Buchpräsentation und Lesung: CHRISTIAN SCHACHERREITER: Der Wappler. Glossen und Anekdoten zum österreichischen Deutsch (Carl Ueberreuter Verlag, Wien)

Musikalische Umrahmung: Linzer Quartett Haydnspaß (Karl Aichhorn, Stefan Bauernfeind, Gerald Höfler, Volker Klein)

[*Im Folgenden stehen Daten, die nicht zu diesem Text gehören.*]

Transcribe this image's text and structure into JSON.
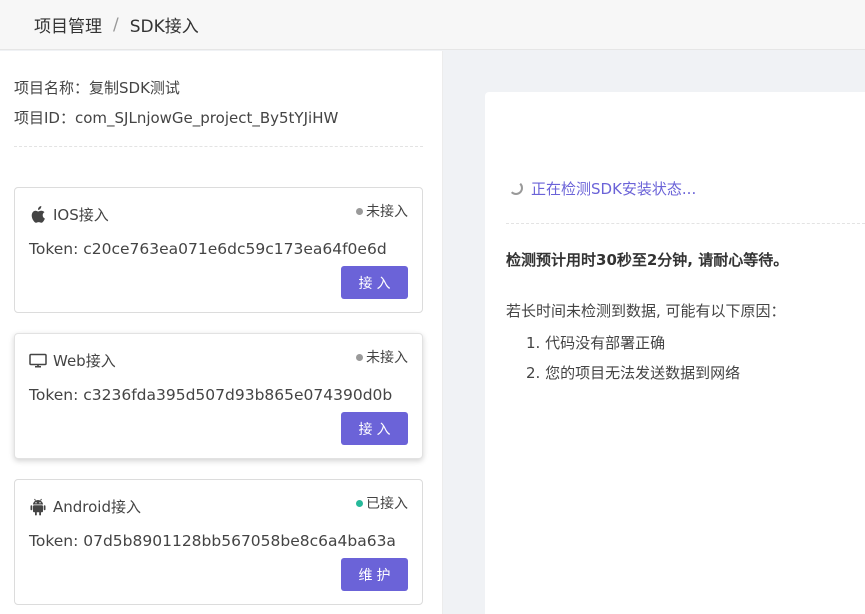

Veranstaltet mit: Carl Ueberreuter Verlag, Wien

Christian Schacherreiter, Dr. phil, Mag. phil., geb. 1954 in Linz, aufgewachsen im Innviertel, Studium der Germanistik und Geschichte in Salzburg, zahlreiche Veröffentlichungen in Büchern, Zeitungen, Zeitschriften und im ORF (Erzählungen, Dramolette, fachwissenschaftliche Artikel, Glossen, Rezensionen, Rundfunktexte u.a.m.), 1978-1992 Kabarettist; 1982-1992 freier Mitarbeiter des ORF, derzeit Literaturkritiker und Kolumnist der „Oberösterreichischen Nachrichten”, hauptberufl. Direktor des Georg von Peuerbach-Gymnasiums in Linz, Mitglied des Adalbert Stifter-Instituts und des Neuen Forums Literatur, Lehrbeauftragter an der Pädagogischen Hochschule der Diözese Linz, Redaktionsmitglied der Zeitschrift für Deutsch-Didaktik „ide”; einige Literatur- und Kleinkunstpreise (u. a. Salzburger Stier 1982), letzte Buchveröffentlichungen: „Wilhelm Meister & Co.” (Veritas 1999), „Das Literaturbuch” (2 Bde. und Zusatzband, Veritas 2004/2005). Seit 1999 Herausgeber des Jahrbuchs zur österreichischen Literatur „Lynkeus”

Zum Buch:
Mögen andere jahrelang über Rechtschreibnormen streiten, Christian Schacherreiter lauscht und liest dort, wo Sprache täglich wirkt: in Ministerien und in Eisenbahnwaggons, in der Schule, in der Kirche und im Beisl. Ob Tageszeitungen oder Briefe, ob E-Mails, Radio oder Telefon, gesprochen und geschrieben wird überall. Und wenn das Österreichische seine stilistischen Eigenheiten entfaltet, vom „Wappler” bis zur „Umteufelhose”, wird’s allemal amüsant. Christian Schacherreiter schrieb mehr als vier Jahre lang für die „Oberösterreichischen Nachrichten” insgesamt 250 Sprachglossen. Eine Auswahl daraus ist jetzt bei Ueberreuter erschienen. Der Autor wird aber nicht nur aus seinem neuen Buch lesen, sondern auch einige seiner satirischen Dramolette, die das Thema Sprachgebrauch kritisch zur Schau stellen.